Researchers assessed data from the SPIROMICS — or the Subpopulations and Intermediate Outcome Measures in COPD study — cohort of 175 patients (mean age, 63.2 years; 56% men) with COPD and with prebronchodilator variable obstruction and 603 control individuals (mean age, 60.7 years; 44% men) without airflow obstruction.
Researchers evaluated differences in baseline radiographic emphysema and small airways disease and change in lung function, functional capacity, health status, exacerbation rates and COPD progression between the two groups.
Participants with variable obstruction had 6.2 times (95% CI, 4.6-8.3) the risk for future COPD development when controlling for other factors.
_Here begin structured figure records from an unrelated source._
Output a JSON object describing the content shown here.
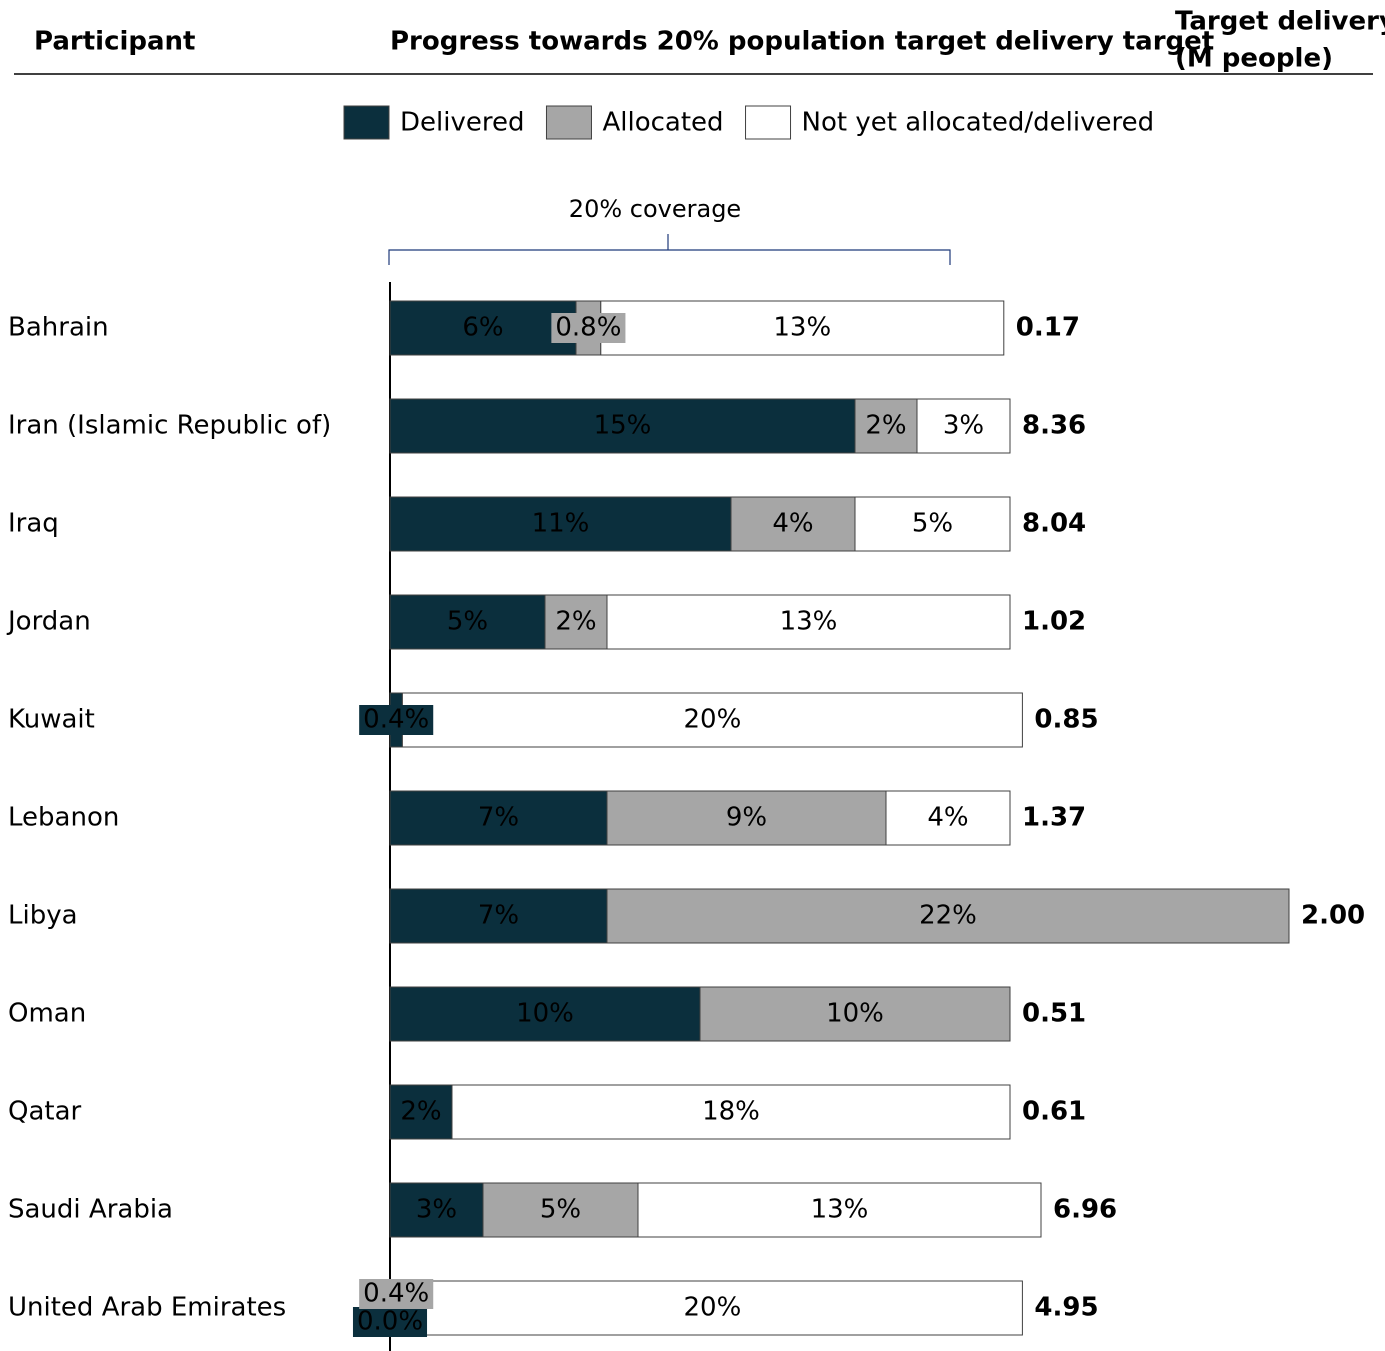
{
  "chart_data": {
    "type": "stacked-barh",
    "headers": {
      "participant": "Participant",
      "progress": "Progress towards 20% population target delivery target",
      "target": [
        "Target delivery",
        "(M people)"
      ]
    },
    "annotation": "20% coverage",
    "categories": [
      "Bahrain",
      "Iran (Islamic Republic of)",
      "Iraq",
      "Jordan",
      "Kuwait",
      "Lebanon",
      "Libya",
      "Oman",
      "Qatar",
      "Saudi Arabia",
      "United Arab Emirates"
    ],
    "series": [
      {
        "name": "Delivered",
        "color": "#0b2f3d",
        "text_color": "#ffffff",
        "values": [
          6,
          15,
          11,
          5,
          0.4,
          7,
          7,
          10,
          2,
          3,
          0.0
        ],
        "value_labels": [
          "6%",
          "15%",
          "11%",
          "5%",
          "0.4%",
          "7%",
          "7%",
          "10%",
          "2%",
          "3%",
          "0.0%"
        ]
      },
      {
        "name": "Allocated",
        "color": "#a6a6a6",
        "text_color": "#000000",
        "values": [
          0.8,
          2,
          4,
          2,
          null,
          9,
          22,
          10,
          null,
          5,
          0.4
        ],
        "value_labels": [
          "0.8%",
          "2%",
          "4%",
          "2%",
          null,
          "9%",
          "22%",
          "10%",
          null,
          "5%",
          "0.4%"
        ]
      },
      {
        "name": "Not yet allocated/delivered",
        "color": "#ffffff",
        "text_color": "#000000",
        "values": [
          13,
          3,
          5,
          13,
          20,
          4,
          null,
          null,
          18,
          13,
          20
        ],
        "value_labels": [
          "13%",
          "3%",
          "5%",
          "13%",
          "20%",
          "4%",
          null,
          null,
          "18%",
          "13%",
          "20%"
        ]
      }
    ],
    "target_delivery": [
      "0.17",
      "8.36",
      "8.04",
      "1.02",
      "0.85",
      "1.37",
      "2.00",
      "0.51",
      "0.61",
      "6.96",
      "4.95"
    ],
    "xlim": [
      0,
      30
    ]
  }
}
In fact, 61% of those with variable obstruction at baseline progressed to COPD during the study compared with 14% of those without variable obstruction (P < .001).
Participants with variable obstruction also had significantly lower baseline pre-bronchodilator FEV1 by 9.61% (95% CI, –11.79% to –7.43%), lower post-bronchodilator FEV1 by 6.6% (95% CI, –8.73% to –4.48%) and greater post-bronchodilator FEV1 decline over time by 0.61% (95% CI, –0.99% to –0.23%) annually compared with participants without variable obstruction.
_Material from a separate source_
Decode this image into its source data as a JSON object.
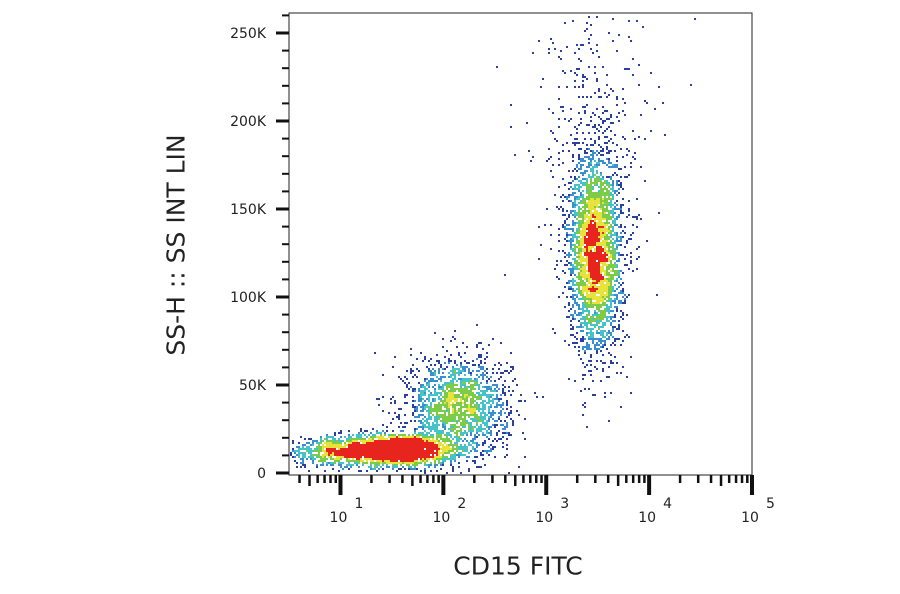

Further, patients with vs. without variable obstruction experienced greater rates of pre-bronchodilator FVC decline, measured at –28 mL/year (P < .001), and post-bronchodilator FVC decline, measured at –16 mL/year (P = .017).
Researchers observed no significant differences in COPD exacerbations between the groups.
“Prospective studies to assess the long-term changes in disease trajectory by early intervention with COPD therapies and smoking cessation assistance among those with this phenotype, as well as the health status and economic tradeoffs thereof, are needed to understand the utility of changes to clinical practice,” the researchers wrote.